The data, compiled by the Washington-based Institute of International Finance (IIF), showed a surge of flows to China and Russia in the final months of 2004, largely reflecting the dollar’s fall. The IIF forecasts that, despite slower growth in the world economy and in emerging market economies, net flows will remain robust and will maintain almost the same level in 2005 as they did in 2004.

The IIF projections reflect the view that the US economy will grow 3.4% this year, down from 4.4% in 2003, and that emerging market real GDP will grow by an average 5.4% in 2005, after an estimated 6.3% last year. IIF managing director Charles Dallara noted, however, several downside risks, which include a sharper-than-anticipated rise in US interest rates, disruptive exchange rate movements, a rise in negative investment sentiment stemming from concerns over global imbalances, as well as geopolitical risks.

In 2004, net private equity investment, both direct and portfolio, rose sharply to $165bn and a further advance to $177bn is projected this year. Commercial bank net lending also moved up sharply, almost doubling to $49bn with $42bn projected this year.
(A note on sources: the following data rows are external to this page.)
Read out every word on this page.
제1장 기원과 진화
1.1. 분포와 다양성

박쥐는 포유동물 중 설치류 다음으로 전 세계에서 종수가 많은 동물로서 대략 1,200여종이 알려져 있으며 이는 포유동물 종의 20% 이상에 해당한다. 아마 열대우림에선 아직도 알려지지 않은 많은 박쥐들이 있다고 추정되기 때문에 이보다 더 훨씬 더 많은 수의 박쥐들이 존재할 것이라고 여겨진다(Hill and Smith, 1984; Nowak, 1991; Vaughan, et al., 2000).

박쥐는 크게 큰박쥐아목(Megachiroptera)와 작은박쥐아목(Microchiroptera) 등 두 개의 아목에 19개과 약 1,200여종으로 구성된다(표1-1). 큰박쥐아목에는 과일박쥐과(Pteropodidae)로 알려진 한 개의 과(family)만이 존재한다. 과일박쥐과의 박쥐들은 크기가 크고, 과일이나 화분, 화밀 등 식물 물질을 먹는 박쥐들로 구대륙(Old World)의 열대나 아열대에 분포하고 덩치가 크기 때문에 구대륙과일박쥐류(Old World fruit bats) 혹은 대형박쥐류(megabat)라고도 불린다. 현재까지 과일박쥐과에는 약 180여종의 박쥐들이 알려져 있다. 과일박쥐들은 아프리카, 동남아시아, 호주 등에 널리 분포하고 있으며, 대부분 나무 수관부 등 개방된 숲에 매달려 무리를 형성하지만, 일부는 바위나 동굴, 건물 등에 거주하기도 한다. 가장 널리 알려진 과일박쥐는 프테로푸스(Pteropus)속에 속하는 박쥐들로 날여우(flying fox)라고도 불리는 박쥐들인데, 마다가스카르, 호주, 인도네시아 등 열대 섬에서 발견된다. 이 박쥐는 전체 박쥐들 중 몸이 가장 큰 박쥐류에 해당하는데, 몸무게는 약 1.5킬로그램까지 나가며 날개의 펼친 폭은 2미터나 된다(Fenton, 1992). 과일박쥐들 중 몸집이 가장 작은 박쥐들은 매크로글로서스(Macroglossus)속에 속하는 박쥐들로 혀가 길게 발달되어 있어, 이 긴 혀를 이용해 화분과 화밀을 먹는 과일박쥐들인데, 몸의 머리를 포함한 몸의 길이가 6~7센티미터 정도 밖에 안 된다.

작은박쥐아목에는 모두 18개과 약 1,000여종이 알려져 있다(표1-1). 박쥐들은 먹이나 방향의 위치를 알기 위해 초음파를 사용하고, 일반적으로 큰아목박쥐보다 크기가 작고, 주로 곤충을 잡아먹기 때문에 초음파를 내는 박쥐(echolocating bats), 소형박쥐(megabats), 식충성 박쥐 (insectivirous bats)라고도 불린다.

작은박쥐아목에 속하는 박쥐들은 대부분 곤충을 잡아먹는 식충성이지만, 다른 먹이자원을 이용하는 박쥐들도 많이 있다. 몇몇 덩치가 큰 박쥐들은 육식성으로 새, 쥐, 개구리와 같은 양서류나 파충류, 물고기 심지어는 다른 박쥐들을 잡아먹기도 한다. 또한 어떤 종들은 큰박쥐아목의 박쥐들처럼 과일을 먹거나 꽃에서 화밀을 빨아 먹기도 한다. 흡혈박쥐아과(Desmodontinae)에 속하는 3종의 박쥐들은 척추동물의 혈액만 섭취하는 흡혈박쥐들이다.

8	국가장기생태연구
Emerging Europe is set to account for more than last year’s total of $29bn in 2005 but China is expected to decline to less than $12bn ($33bn in 2004).

Repayments to official institutions such as the International Monetary Fund (IMF) are set to rise rapidly this year, almost doubling to $36bn. The three largest recipients of IMF funding, Argentina, Brazil and Turkey, are expected to make total repayments of $13bn this year, double those of 2004.

The net flows for 2004 of $279bn are the highest since 1997. IIF vice-chairman William Rhodes says this reflects growing investor confidence in the improved performance of important emerging market economies.